Interessant ist dabei auch, dass nun Paul Isaaks ehemalige Wohnung im 1.
Stock der Nr. 13 bezogen hat. Warum hat er sich dort einquartiert? In
welcher verwandtschaftlichen Beziehung standen die beiden Familienväter
zueinander? Unter diesen Umständen ist es höchst unwahrscheinlich, dass
sie nur einfache Namensvetter gewesen sind. Aber zurück zu den
Adressbüchern:
[1886]
Kaempfer, Jacob, Wäschehandlung, [w.] Bismarckstr. 7,
GL. Alter Markt 1
Kaempfer, Isaak, Pfandleih-Anstalt, Wasserstr. 12
Kaempfer, Paul, Getreide- und
Kommissions-Geschäft, Wasserstr. 13 I.
Kaempfer, Louis, Weißwarenhandlung, Alter Markt 98/96 I.
[1891]
Kämpfer [sic], Jacob, Wäsche-Fabrik u. Leinen-Lager, [w.]
Alt. Markt 88 II. GL.< Alt. Markt 4
Kaempfer, Isaak, Pfandleih-Anstalt, Wasserstr. 12 I.
Kaempfer, Paul, Kommissionär, Sapiehaplatz 3 II.

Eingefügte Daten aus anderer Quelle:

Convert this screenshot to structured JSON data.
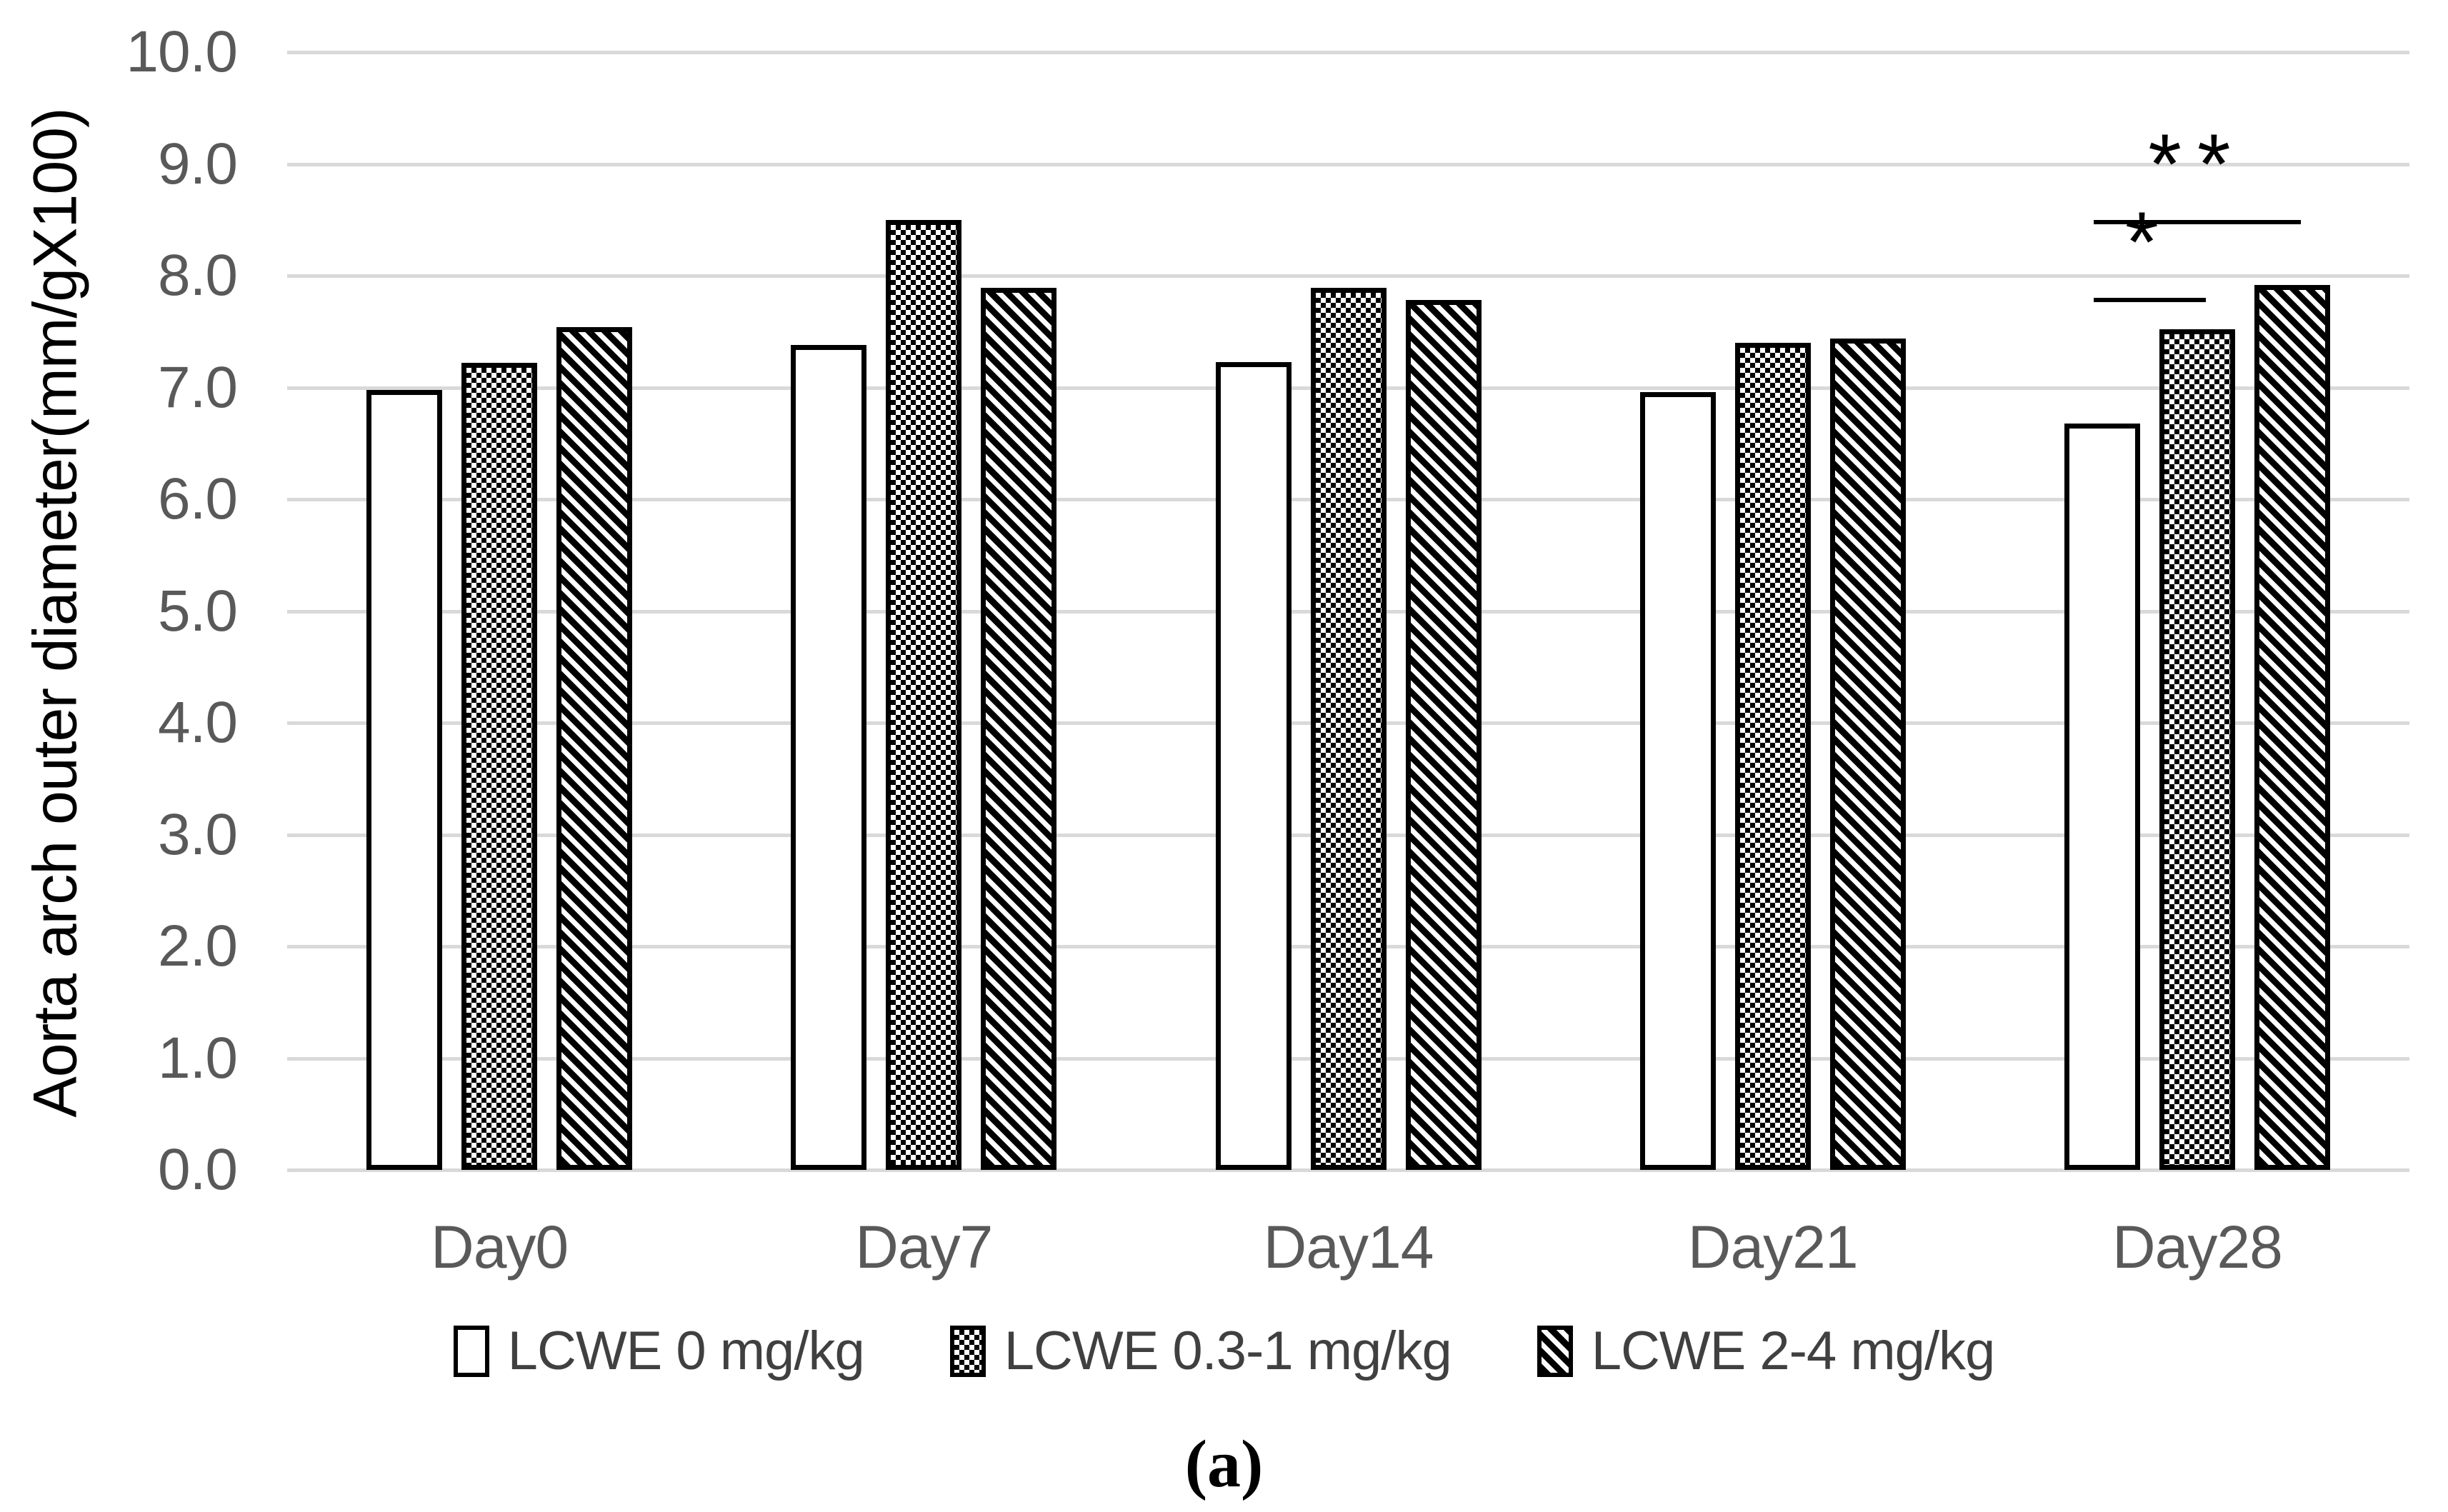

Kaempfer, Louis, Weißwaren-Handlung, [w.] St.-Martinstr. 26
pt. GL. Alt. Markt 44
[1894]
Kaempfer, Isaak, Pfandleih-Anstalt, Eigenth.,Wasserstr. 12 I.
Kaempfer, Saul [!], Getreide-Kommissions-Geschäft, Sapiehaplatz 3
II.
Kaempfer, Louis, Kaufmann u. Eigentümer, St.-Martinstr. 33 I.
[1899]
Kaempfer, Isaak, Pfandleihanstalt, Wasserstr. 12 I.
Kaempfer, Paul, Kaufmann, Wronkerplatz 3 I.
Kaempfer, Felix, Dr., Rechtsanwalt, Kanonenplatz 8 II.
Bureau: Friedrichstr. 33
Neben „Cohn-John“ gibt es also auch noch eine „Paul-Saul-Variation“, da
wir davon ausgehen können, dass es sich bei „Saul“ um den in der 1894er
Ausgabe ausnahmsweise fehlenden Paul handelt. – Zu bemerken ist auch das
Verschwinden der beiden mutmaßlichen Cohn-Söhne Jacob (1891/94) und
Louis (1894/99) aus den Posener Verzeichnissen. Letzteren meine ich dann
in den Berliner Adressbüchern (BAB)
(9) aufgespürt zu haben. Und Jacob könnte in der Tat nach Amerika
ausgewandert sein.
1891 hat Paul die Wasserstraße verlassen, um sich
zuerst am Sapiehaplatz („Saul“) und angrenzenden Wronkerplatz
niederzulassen. Von 1901 bis 1917 wohnt er dann in der St.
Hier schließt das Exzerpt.